FaceMaskCenterは「衛生専門家」が運営し、1996年に設立されたと主張していたが、裁判所の文書によると、実際にはドメインが2020年2月下旬に登録されていた。「様々な危険信号があります」とDarkOwlのターネージ氏は言う。「通常、ドメインの作成日だけで、それが正当なサプライヤーなのか、それともパンデミックに乗じて利益を得ようとしているだけなのかを判断できます。」

司法省は、シリア慈善団体の募金活動の投稿に武器や過激派活動への言及が明確に含まれていたと主張している。 スクリーンショット:司法省
司法省によると、PPEサイトの押収に加え、IRS(内国歳入庁)、FBI、そして国土安全保障省の国土安全保障捜査局(DHS)は、アルカイダとハマスの武装組織であるイッズ・アドディーン・アルカッサーム旅団への資金提供活動も摘発したという。ブロックチェーンフォレンジック企業Chainalysisのブログ記事によると、捜査官は合計100万ドル以上の仮想通貨を押収した。その多くは、メフメト・アクティというトルコ人男性が経営しているとされる無認可の資金サービス企業からのものだった。Chainalysisはさらに、アルカイダがウェブやTelegramで募った仮想通貨による寄付金を、シリアのイドリブに拠点を置くビットコイン取引所BitcoinTransferに送金していたと述べている。
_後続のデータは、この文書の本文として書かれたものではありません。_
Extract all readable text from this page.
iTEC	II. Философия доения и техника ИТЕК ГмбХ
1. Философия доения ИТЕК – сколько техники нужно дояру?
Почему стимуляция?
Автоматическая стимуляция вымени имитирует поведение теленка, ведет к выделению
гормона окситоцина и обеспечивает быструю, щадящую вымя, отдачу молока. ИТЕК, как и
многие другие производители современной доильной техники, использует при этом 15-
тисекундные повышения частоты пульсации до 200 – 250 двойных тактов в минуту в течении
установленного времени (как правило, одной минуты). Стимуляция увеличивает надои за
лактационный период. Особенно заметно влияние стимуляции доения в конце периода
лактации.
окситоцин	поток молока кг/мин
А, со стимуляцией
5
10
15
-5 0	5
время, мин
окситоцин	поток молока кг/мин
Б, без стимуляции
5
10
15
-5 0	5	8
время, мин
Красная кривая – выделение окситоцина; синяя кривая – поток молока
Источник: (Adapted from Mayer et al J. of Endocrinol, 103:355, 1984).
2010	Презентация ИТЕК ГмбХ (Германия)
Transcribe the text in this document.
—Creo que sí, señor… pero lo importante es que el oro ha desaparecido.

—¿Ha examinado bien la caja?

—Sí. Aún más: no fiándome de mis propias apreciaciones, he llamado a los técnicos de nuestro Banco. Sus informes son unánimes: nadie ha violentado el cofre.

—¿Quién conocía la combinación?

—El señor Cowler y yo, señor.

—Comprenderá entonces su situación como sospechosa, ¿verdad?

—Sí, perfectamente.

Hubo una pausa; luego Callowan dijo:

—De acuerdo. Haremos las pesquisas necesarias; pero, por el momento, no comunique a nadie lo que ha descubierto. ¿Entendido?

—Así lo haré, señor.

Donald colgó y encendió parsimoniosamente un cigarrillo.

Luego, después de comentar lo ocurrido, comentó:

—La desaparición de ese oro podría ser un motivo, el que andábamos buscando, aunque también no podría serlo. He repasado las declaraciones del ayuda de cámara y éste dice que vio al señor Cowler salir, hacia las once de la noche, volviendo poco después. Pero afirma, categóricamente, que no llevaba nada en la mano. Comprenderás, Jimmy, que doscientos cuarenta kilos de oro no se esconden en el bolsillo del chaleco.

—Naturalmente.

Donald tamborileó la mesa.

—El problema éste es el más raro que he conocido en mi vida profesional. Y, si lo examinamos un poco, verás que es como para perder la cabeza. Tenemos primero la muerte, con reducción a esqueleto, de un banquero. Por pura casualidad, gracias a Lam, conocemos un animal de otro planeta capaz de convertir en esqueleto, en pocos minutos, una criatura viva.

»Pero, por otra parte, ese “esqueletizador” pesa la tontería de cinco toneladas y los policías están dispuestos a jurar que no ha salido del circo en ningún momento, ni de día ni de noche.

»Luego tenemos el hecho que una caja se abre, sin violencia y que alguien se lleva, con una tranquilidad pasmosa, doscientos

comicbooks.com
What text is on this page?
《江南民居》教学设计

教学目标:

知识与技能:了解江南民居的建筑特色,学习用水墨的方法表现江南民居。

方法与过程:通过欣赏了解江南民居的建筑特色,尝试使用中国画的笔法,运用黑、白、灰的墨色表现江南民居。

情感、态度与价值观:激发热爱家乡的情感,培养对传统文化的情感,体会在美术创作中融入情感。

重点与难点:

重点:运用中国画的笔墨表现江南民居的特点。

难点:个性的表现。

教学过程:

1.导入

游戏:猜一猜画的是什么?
しかし、起訴状で明らかにされた行動を見る限り、ISISは他のグループとは一線を画し、単なる寄付の呼びかけではなく、新型コロナウイルス感染症に便乗した詐欺行為を用いて資金を集めていたようだ。その結果、FaceMaskCenter.comの必死の顧客は、救命用具の注文を断られただけでなく、知らず知らずのうちに暴力的過激主義に加担してしまった可能性がある。